DPRD Soroti Kesiapan Program, Usul Evaluasi
Di sisi lain, DPRD Sulawesi Tengah melalui Fraksi PDI Perjuangan menyampaikan sejumlah catatan kritis terhadap program Berani Cerdas dan Berani Sehat.
Anggota Pansus LKPJ APBD 2025, H Suryanto, menilai implementasi program masih menghadapi berbagai kendala, terutama pada sektor kesehatan.
Ia menyoroti belum optimalnya kerja sama antara pemerintah daerah dengan rumah sakit rujukan, yang berdampak pada layanan bagi masyarakat.
Selain itu, kebijakan berobat hanya dengan KTP disebut berpotensi memicu masyarakat menghentikan pembayaran iuran BPJS mandiri.
“Jika anggaran daerah tidak mencukupi di masa depan, masyarakat bisa terbebani tunggakan BPJS,” ujar Suryanto.

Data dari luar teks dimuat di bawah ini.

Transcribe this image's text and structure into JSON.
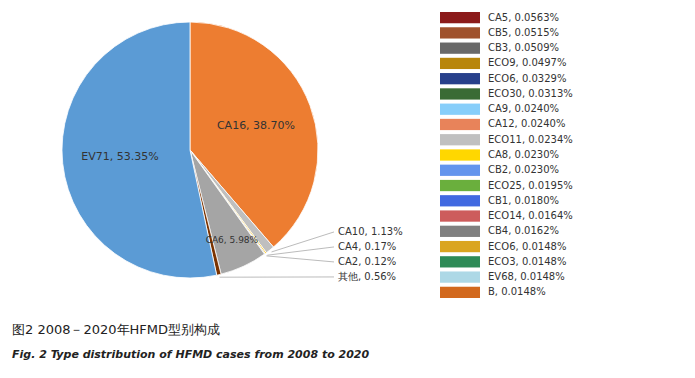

Fraksi PDIP juga menilai organisasi perangkat daerah (OPD) belum sepenuhnya siap menjalankan program secara optimal, sehingga terjadi ketidaksinkronan antara kebijakan dan pelaksanaan di lapangan.
DPRD pun mengusulkan agar pemerintah daerah melakukan evaluasi menyeluruh sebelum melanjutkan program secara penuh.
Kekhawatiran “Bom Waktu” dan Usulan Penghentian Sementara
Kritik serupa disampaikan anggota DPRD dari Partai Perindo, Marselinus. Ia menilai Program Berani Sehat berpotensi menjadi “bom waktu” jika tidak dikelola dengan matang.
Menurutnya, persepsi bahwa layanan kesehatan gratis cukup dengan KTP dapat menimbulkan rasa aman semu di masyarakat.
“Pemerintah hanya menanggung biaya saat pasien dirawat, bukan tunggakan BPJS mereka. Ini bisa jadi masalah besar di kemudian hari,” katanya.
Marselinus juga mempertanyakan ketepatan sasaran Program Berani Cerdas dan mendorong evaluasi total terhadap mekanisme penyaluran beasiswa.
Ia merekomendasikan agar program dihentikan sementara atau dilakukan evaluasi berjalan untuk mencegah potensi kerugian di masa depan.